The African Union said the elections went off well though, as Jammeh awaits victory.


You might consider elections in a slither of land either side a distant West African river is an irrelevant topic. But The Gambia was once so much freer. 

This little country of a million or so people is steadfastly independent, and rightly so. Surrounded on three sides by the Senegalese, Gambians might have been poor, multicultural and, if it weren't for tourism and peanut farming, forgotten but they were fiercely proud. Now they are "cowed by repression and intimidation" according to the local regional economic club to which they belong, ECOWAS.

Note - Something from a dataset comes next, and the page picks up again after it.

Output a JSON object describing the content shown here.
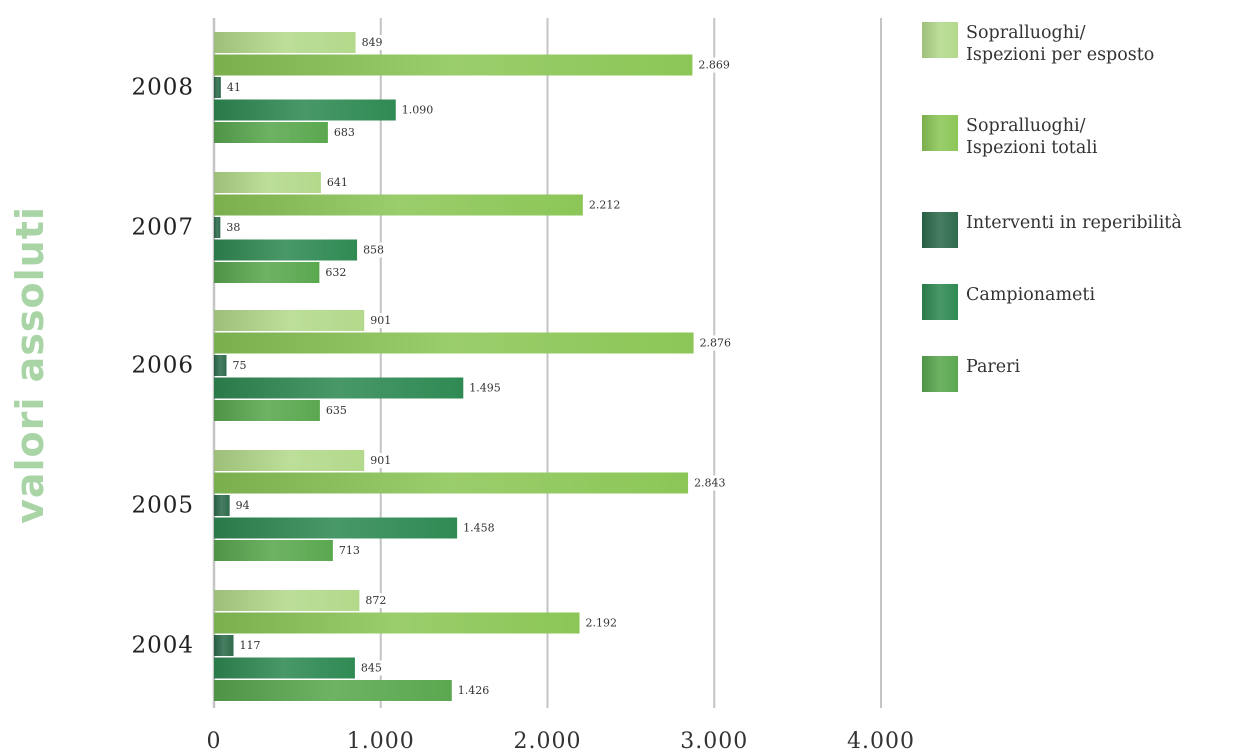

But that finding was fantasy, evidently. According to Samuel Fonkam, leader of African Union poll monitors said that the presidential ballot was "well organized and devoid of intimidation" according to the BBC.

Who was right?

I suspect the former. President Yahya Jammeh, in power already since 1994, will be re-elected with another resounding majority. Why bother to hold an election, if other than to secure more rounds of foreign aid. The locals won't rise up. They'll carry on regardless, although it won't be much like a British comedy film starring Sid James, Joan Sims and Kenneth Williams.

ECOWAS has always been treated with a degree of indifference in the Gambia anyway. Why should anything change? ECOWAS' assertions were discounted during the campaign by one of Jammeh's two man challengers, Hamat Bah of the United Front coalition, who couldn't recall any incidence of intimidation and was concerned that claims by the ECOWAS Monitors could discourage his supporters from voting.

So there you are. Another almost certain Jammeh landslide. All free and fair, so they say. Tell that to the average Gambian on the Serrekunda omnibus and watch his reaction.